Now we understand why Telegram, similar to many other social media platforms, can harbor malicious and illegal activities, but it may do so to a greater extent than others. Among these threats there are hundreds of hacktivist groups, ransomware actors using the platform to leak data, and possibly APT groups operating under the guise of hacktivists. Thus, Telegram’s threat landscape is mainly influenced by hacktivists, who often serve as early indicators of emerging cyber threats and actively respond to global events, reflecting these in the cyber domain.

These actors naturally responded reactively to the actions taken against their own “territories.”

The arrest of Telegram’s CEO has largely garnered support from hacktivist groups, particularly those with pro-Russian ties, who have launched attacks under the #FreeDurov campaign. Many hacktivist groups quickly rallied behind Durov.

Hacktivists from around the globe, including some claiming to be French, have reacted strongly. This widespread response has played out on Telegram, where numerous attacks targeting France have been carried out and continue to occur.

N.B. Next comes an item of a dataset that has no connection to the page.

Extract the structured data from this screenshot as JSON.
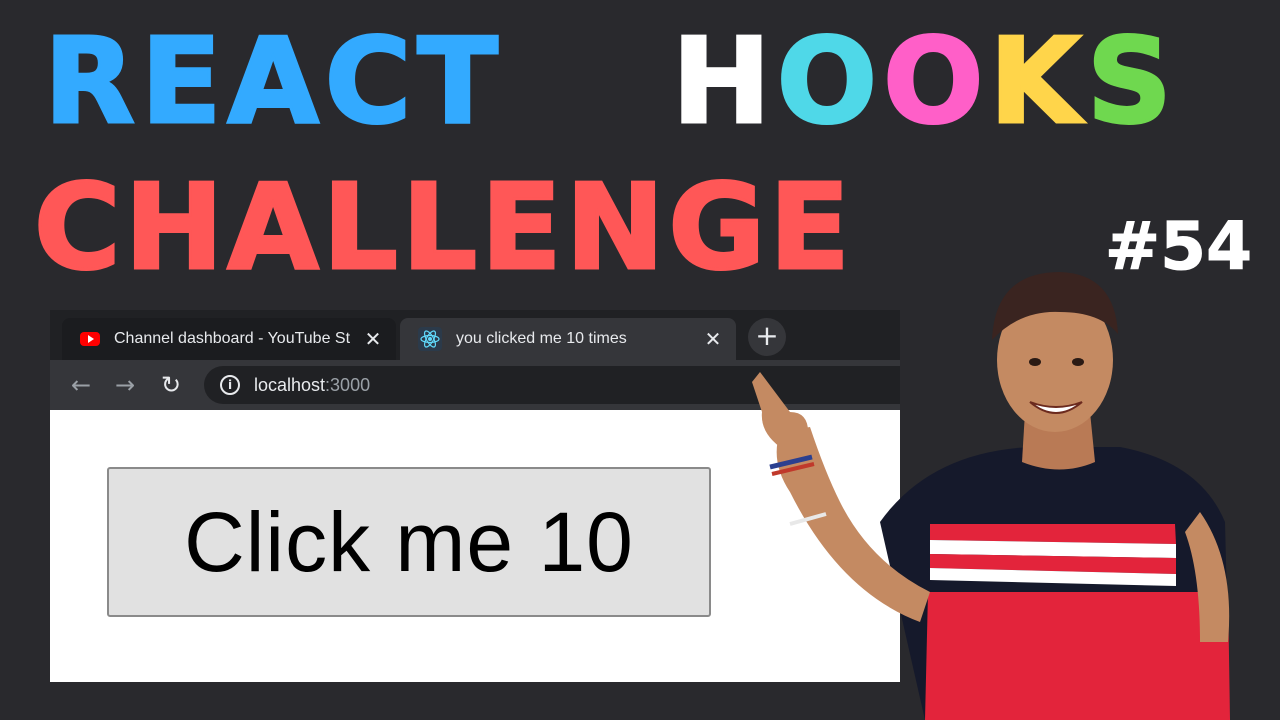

However, the key point is that the results of the case and Pavel Durov’s decisions may lead to a complete reversal of the actions of this hacktivist mass and the turning of this hacktivist arena to other platforms.

Future of Telegram

To speculate, if Telegram complies with France’s demands, it might signal a willingness to impose more control globally, contradicting the core philosophy of their product as similarly stated by Yevgeniy Golovchenko, assistant professor with the department of political science at the University of Copenhagen.

Telegram’s reputation stems from being a project that doesn’t cooperate with governments, and that Durov’s departure from Russia and resistance to various bans worldwide have strengthened the brand. So if Durov does not cooperate with French authorities and tighten content moderation, it could reinforce the perception of Telegram as an anti-government platform in the eyes of users. Otherwise, the brand’s value and popularity could decline.

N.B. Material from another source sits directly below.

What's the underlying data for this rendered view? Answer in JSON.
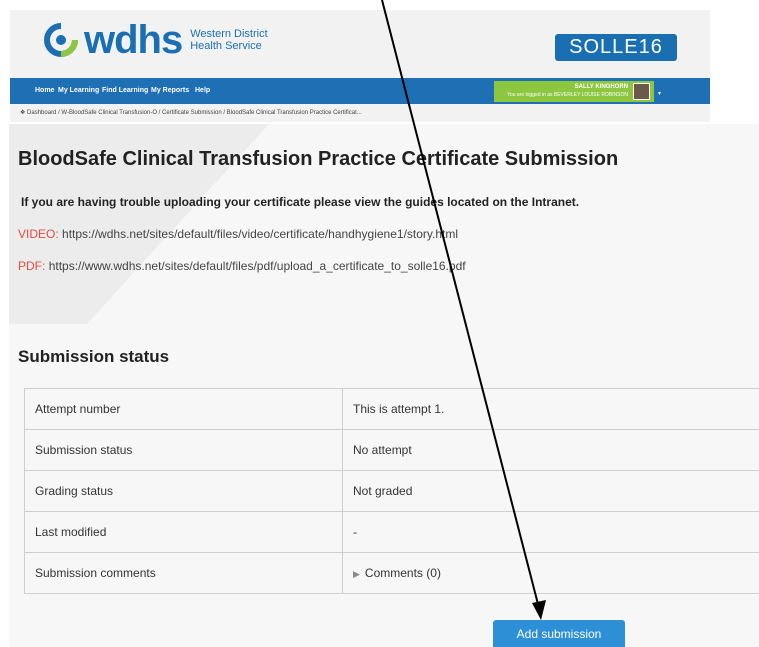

If Telegram faces significant restrictions or disruptions or Durov accepts demands, the hacktivist groups that are supporting Durov might migrate to other platforms that offer privacy and communication tools. Discord, known for its strong community features, could become a popular choice due to its flexibility in hosting groups and channels. Signal, with its strong encryption and privacy focus, might also attract these groups as a secure alternative for coordinating activities. Other platforms like WhatsApp, Threema, or even decentralized networks like Matrix could see increased use, depending on how well they can meet the needs of these hacktivist communities.

In Summary

The recent arrest of Telegram’s CEO, Pavel Durov, has intensified scrutiny on the platform, highlighting ongoing concerns about its content moderation practices. This development has not only sparked significant reactions from hacktivist groups but also raises questions about the future of Telegram as a safe haven for various cyber activities.

Hacktivist groups, especially those with pro-Russian ties, have shown strong support for Durov, using the hashtag #FreeDurov and launching attacks targeting France. This response underscores the platform’s critical role in the hacktivist community and the potential for a shift in these groups’ activities if Telegram’s operational philosophy changes or if legal pressures force it to impose stricter controls.

As Telegram faces potential restrictions or operational changes, the possibility of these groups migrating to alternative platforms such as Discord, Signal, or other secure communication tools looms large. The outcome of the ongoing investigation and Durov’s decisions will be pivotal in shaping the platform’s role in the global cybersecurity landscape. The situation remains fluid, and the actions taken in the coming months will likely have lasting effects on both Telegram’s reputation and its user base.